One possible reason for this rise in international financial cross-holdings is the increase in
international trade, which has also been substantial in recent decades. However, Figures
2.4 and 2.5 show clearly that the increase in financial openness dwarfs the increase in
goods’ trade. Figure 4 shows the
IFI and GEQ measures as ratios to exports plus imports
rather than GDP (
IFITRADE, GEQTRADE). Both ratios show substantial increases over
the period: in the aggregate, international asset trade has grown far more rapidly than
goods trade by this measure. Figure 5 illustrates that this finding holds at the individual
country level, by showing the relation between the percentage change in the financial
openness to GDP ratio and the percentage change in the trade openness to GDP ratio
during the period 1991-2001. Only for Canada (which measures portfolio equity at book
value, and therefore underestimates external assets and liabilities) and Japan trade
openness has increased more than financial openness.

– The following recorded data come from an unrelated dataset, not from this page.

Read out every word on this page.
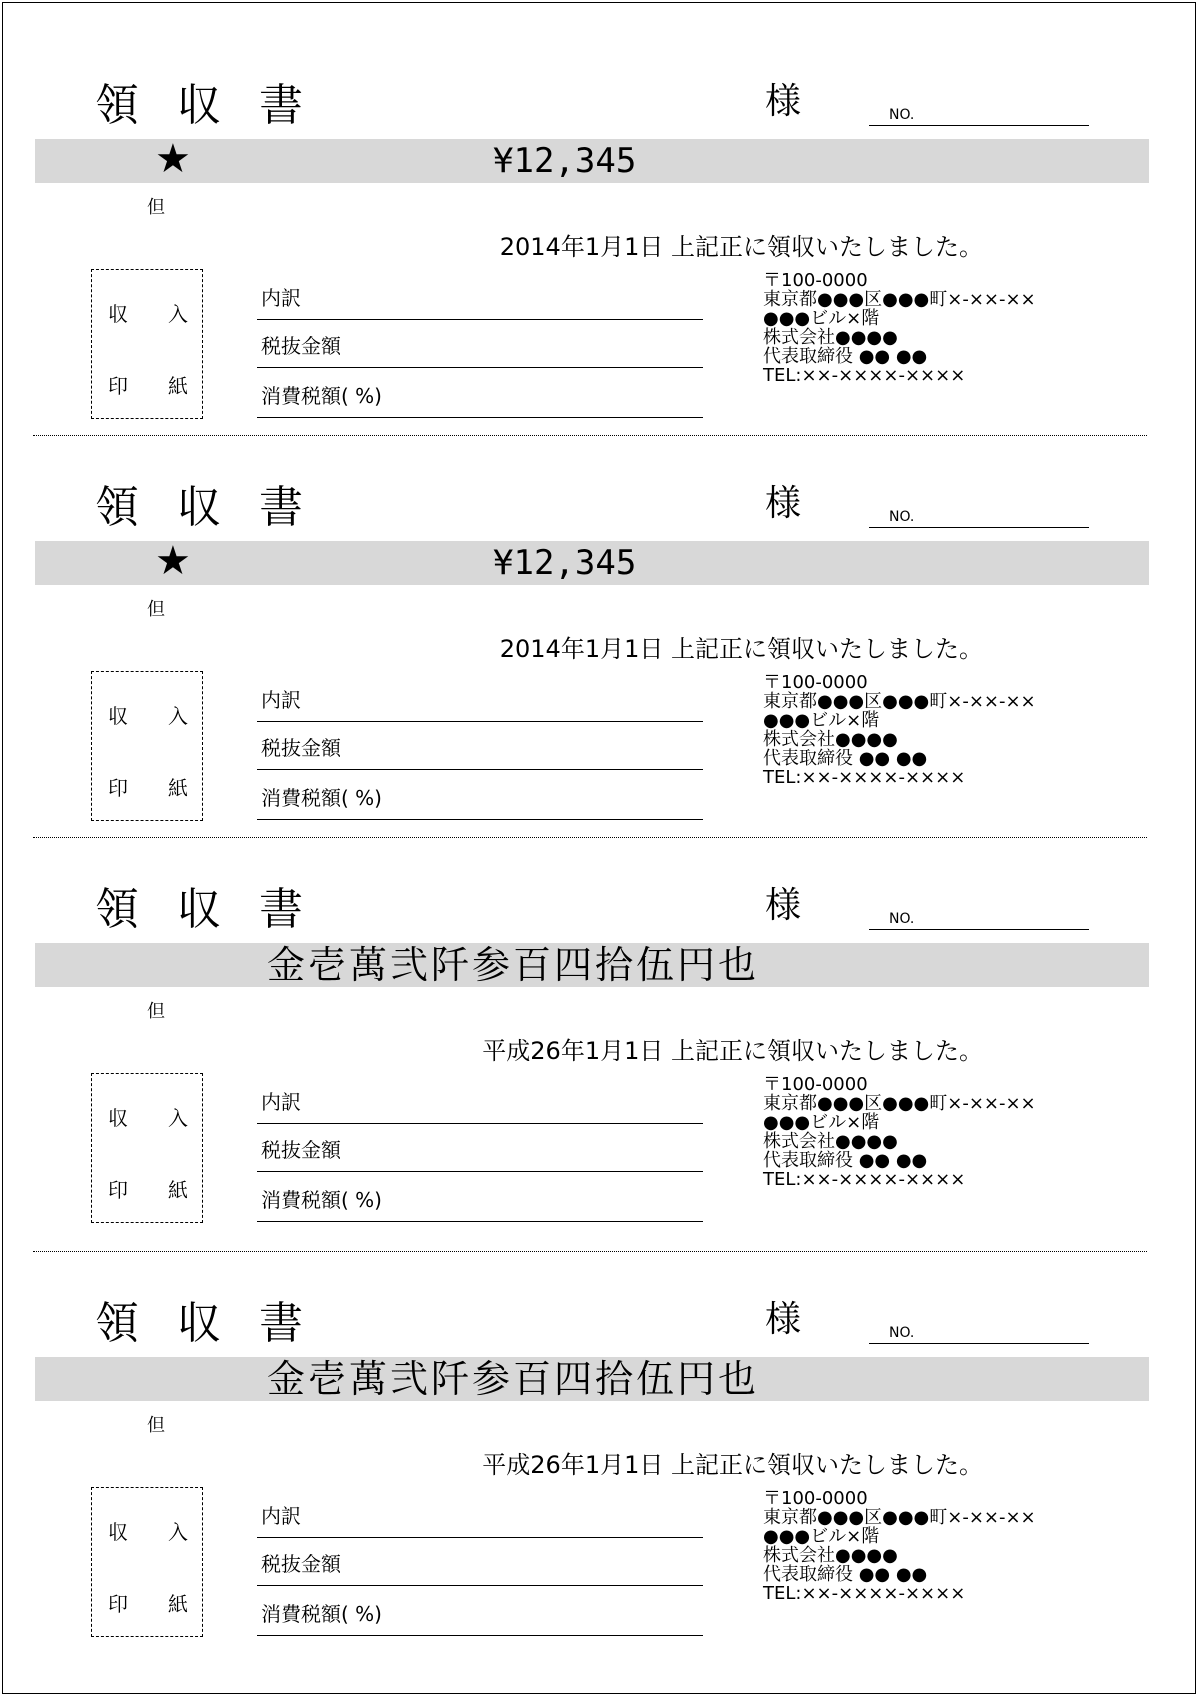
領 収 書	様	NO.
★	¥12,345
但
2014年1月1日 上記正に領収いたしました。
収 入
印 紙
内訳
税抜金額
消費税額( %)
〒100-0000
東京都●●●区●●●町×-××-××
●●●ビル×階
株式会社●●●●
代表取締役 ●● ●●
TEL:××-××××-××××
領 収 書	様	NO.
★	¥12,345
但
2014年1月1日 上記正に領収いたしました。
収 入
印 紙
内訳
税抜金額
消費税額( %)
〒100-0000
東京都●●●区●●●町×-××-××
●●●ビル×階
株式会社●●●●
代表取締役 ●● ●●
TEL:××-××××-××××
領 収 書	様	NO.
金壱萬弐阡参百四拾伍円也
但
平成26年1月1日 上記正に領収いたしました。
収 入
印 紙
内訳
税抜金額
消費税額( %)
〒100-0000
東京都●●●区●●●町×-××-××
●●●ビル×階
株式会社●●●●
代表取締役 ●● ●●
TEL:××-××××-××××
領 収 書	様	NO.
金壱萬弐阡参百四拾伍円也
但
平成26年1月1日 上記正に領収いたしました。
収 入
印 紙
内訳
税抜金額
消費税額( %)
〒100-0000
東京都●●●区●●●町×-××-××
●●●ビル×階
株式会社●●●●
代表取締役 ●● ●●
TEL:××-××××-××××
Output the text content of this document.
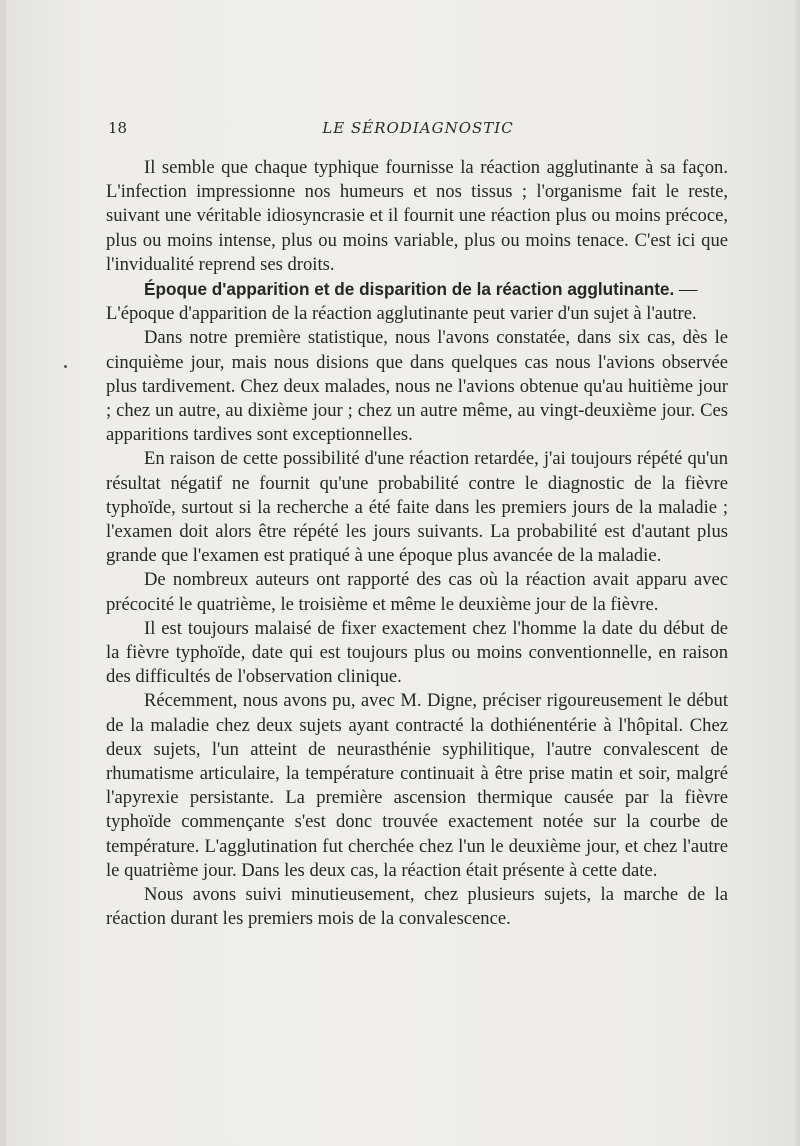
18	LE SÉRODIAGNOSTIC

Il semble que chaque typhique fournisse la réaction agglutinante à sa façon. L'infection impressionne nos humeurs et nos tissus ; l'organisme fait le reste, suivant une véritable idiosyncrasie et il fournit une réaction plus ou moins précoce, plus ou moins intense, plus ou moins variable, plus ou moins tenace. C'est ici que l'invidualité reprend ses droits.

Époque d'apparition et de disparition de la réaction agglutinante. —

L'époque d'apparition de la réaction agglutinante peut varier d'un sujet à l'autre.

Dans notre première statistique, nous l'avons constatée, dans six cas, dès le cinquième jour, mais nous disions que dans quelques cas nous l'avions observée plus tardivement. Chez deux malades, nous ne l'avions obtenue qu'au huitième jour ; chez un autre, au dixième jour ; chez un autre même, au vingt-deuxième jour. Ces apparitions tardives sont exceptionnelles.

En raison de cette possibilité d'une réaction retardée, j'ai toujours répété qu'un résultat négatif ne fournit qu'une probabilité contre le diagnostic de la fièvre typhoïde, surtout si la recherche a été faite dans les premiers jours de la maladie ; l'examen doit alors être répété les jours suivants. La probabilité est d'autant plus grande que l'examen est pratiqué à une époque plus avancée de la maladie.

De nombreux auteurs ont rapporté des cas où la réaction avait apparu avec précocité le quatrième, le troisième et même le deuxième jour de la fièvre.

Il est toujours malaisé de fixer exactement chez l'homme la date du début de la fièvre typhoïde, date qui est toujours plus ou moins conventionnelle, en raison des difficultés de l'observation clinique.

Récemment, nous avons pu, avec M. Digne, préciser rigoureusement le début de la maladie chez deux sujets ayant contracté la dothiénentérie à l'hôpital. Chez deux sujets, l'un atteint de neurasthénie syphilitique, l'autre convalescent de rhumatisme articulaire, la température continuait à être prise matin et soir, malgré l'apyrexie persistante. La première ascension thermique causée par la fièvre typhoïde commençante s'est donc trouvée exactement notée sur la courbe de température. L'agglutination fut cherchée chez l'un le deuxième jour, et chez l'autre le quatrième jour. Dans les deux cas, la réaction était présente à cette date.

Nous avons suivi minutieusement, chez plusieurs sujets, la marche de la réaction durant les premiers mois de la convalescence.
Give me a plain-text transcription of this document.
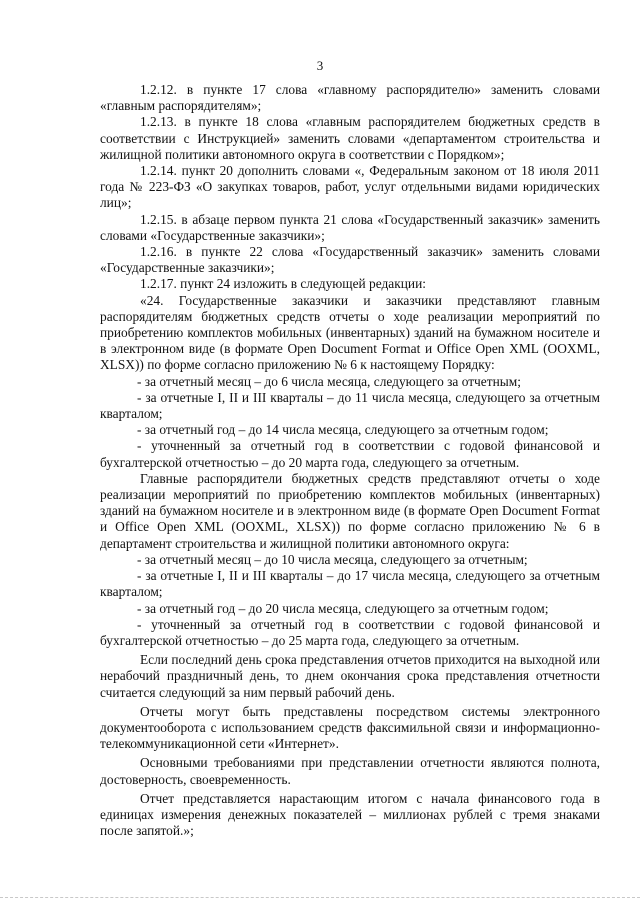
3

1.2.12. в пункте 17 слова «главному распорядителю» заменить словами «главным распорядителям»;

1.2.13. в пункте 18 слова «главным распорядителем бюджетных средств в соответствии с Инструкцией» заменить словами «департаментом строительства и жилищной политики автономного округа в соответствии с Порядком»;

1.2.14. пункт 20 дополнить словами «, Федеральным законом от 18 июля 2011 года № 223-ФЗ «О закупках товаров, работ, услуг отдельными видами юридических лиц»;

1.2.15. в абзаце первом пункта 21 слова «Государственный заказчик» заменить словами «Государственные заказчики»;

1.2.16. в пункте 22 слова «Государственный заказчик» заменить словами «Государственные заказчики»;

1.2.17. пункт 24 изложить в следующей редакции:

«24. Государственные заказчики и заказчики представляют главным распорядителям бюджетных средств отчеты о ходе реализации мероприятий по приобретению комплектов мобильных (инвентарных) зданий на бумажном носителе и в электронном виде (в формате Open Document Format и Office Open XML (OOXML, XLSX)) по форме согласно приложению № 6 к настоящему Порядку:

- за отчетный месяц – до 6 числа месяца, следующего за отчетным;

- за отчетные I, II и III кварталы – до 11 числа месяца, следующего за отчетным кварталом;

- за отчетный год – до 14 числа месяца, следующего за отчетным годом;

- уточненный за отчетный год в соответствии с годовой финансовой и бухгалтерской отчетностью – до 20 марта года, следующего за отчетным.

Главные распорядители бюджетных средств представляют отчеты о ходе реализации мероприятий по приобретению комплектов мобильных (инвентарных) зданий на бумажном носителе и в электронном виде (в формате Open Document Format и Office Open XML (OOXML, XLSX)) по форме согласно приложению № 6 в департамент строительства и жилищной политики автономного округа:

- за отчетный месяц – до 10 числа месяца, следующего за отчетным;

- за отчетные I, II и III кварталы – до 17 числа месяца, следующего за отчетным кварталом;

- за отчетный год – до 20 числа месяца, следующего за отчетным годом;

- уточненный за отчетный год в соответствии с годовой финансовой и бухгалтерской отчетностью – до 25 марта года, следующего за отчетным.

Если последний день срока представления отчетов приходится на выходной или нерабочий праздничный день, то днем окончания срока представления отчетности считается следующий за ним первый рабочий день.

Отчеты могут быть представлены посредством системы электронного документооборота с использованием средств факсимильной связи и информационно-телекоммуникационной сети «Интернет».

Основными требованиями при представлении отчетности являются полнота, достоверность, своевременность.

Отчет представляется нарастающим итогом с начала финансового года в единицах измерения денежных показателей – миллионах рублей с тремя знаками после запятой.»;
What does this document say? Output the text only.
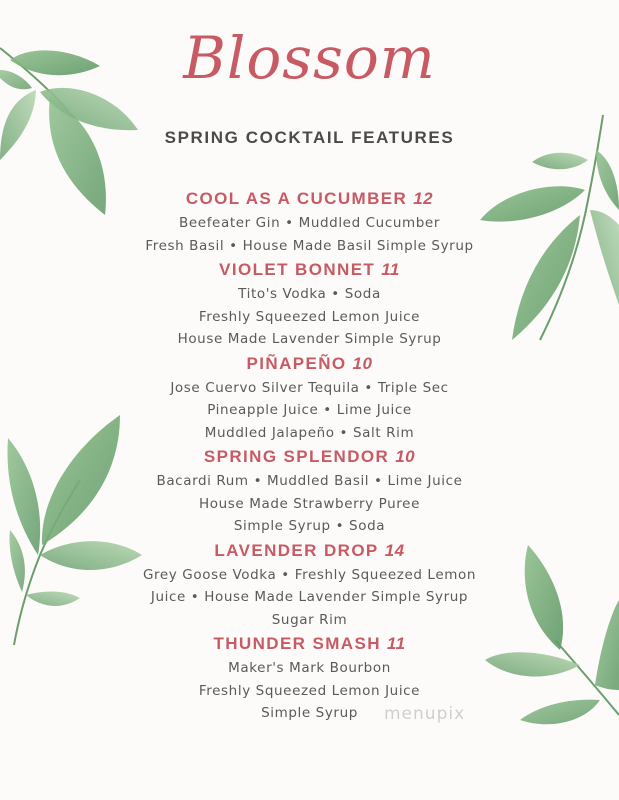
Blossom
SPRING COCKTAIL FEATURES
COOL AS A CUCUMBER 12
Beefeater Gin • Muddled Cucumber
Fresh Basil • House Made Basil Simple Syrup
VIOLET BONNET 11
Tito's Vodka • Soda
Freshly Squeezed Lemon Juice
House Made Lavender Simple Syrup
PIÑAPEÑO 10
Jose Cuervo Silver Tequila • Triple Sec
Pineapple Juice • Lime Juice
Muddled Jalapeño • Salt Rim
SPRING SPLENDOR 10
Bacardi Rum • Muddled Basil • Lime Juice
House Made Strawberry Puree
Simple Syrup • Soda
LAVENDER DROP 14
Grey Goose Vodka • Freshly Squeezed Lemon
Juice • House Made Lavender Simple Syrup
Sugar Rim
THUNDER SMASH 11
Maker's Mark Bourbon
Freshly Squeezed Lemon Juice
Simple Syrup	menupix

In theory, international financial integration may simply reflect financial deepening: in
industrial countries, financial assets and liabilities increased much faster than GDP over
the past two decades, and the share of external assets and liabilities in total financial
holdings may thus have remained unchanged. Unfortunately the availability of financial
balance sheets is limited, both along the cross-sectional and the time-series dimension. 4
Nevertheless, available data for the United Kingdom (since the early 1980s) and Belgium
and Italy for the second half of the 1990s shows clearly an increase in the ratioof external
financial holdings over total financial holdings (Figure 6). Another piece of evidence
suggesting that increased international financial integration is more than the reflection of
financial deepening comes from data on portfolio equity holdings. Figure 7 shows that the

4 Kraay et al (2000) calculate a measure of national net wealth, using estimates of physical
capital stocks. However, measuring gross assets and liabilities is a yet more onerous task.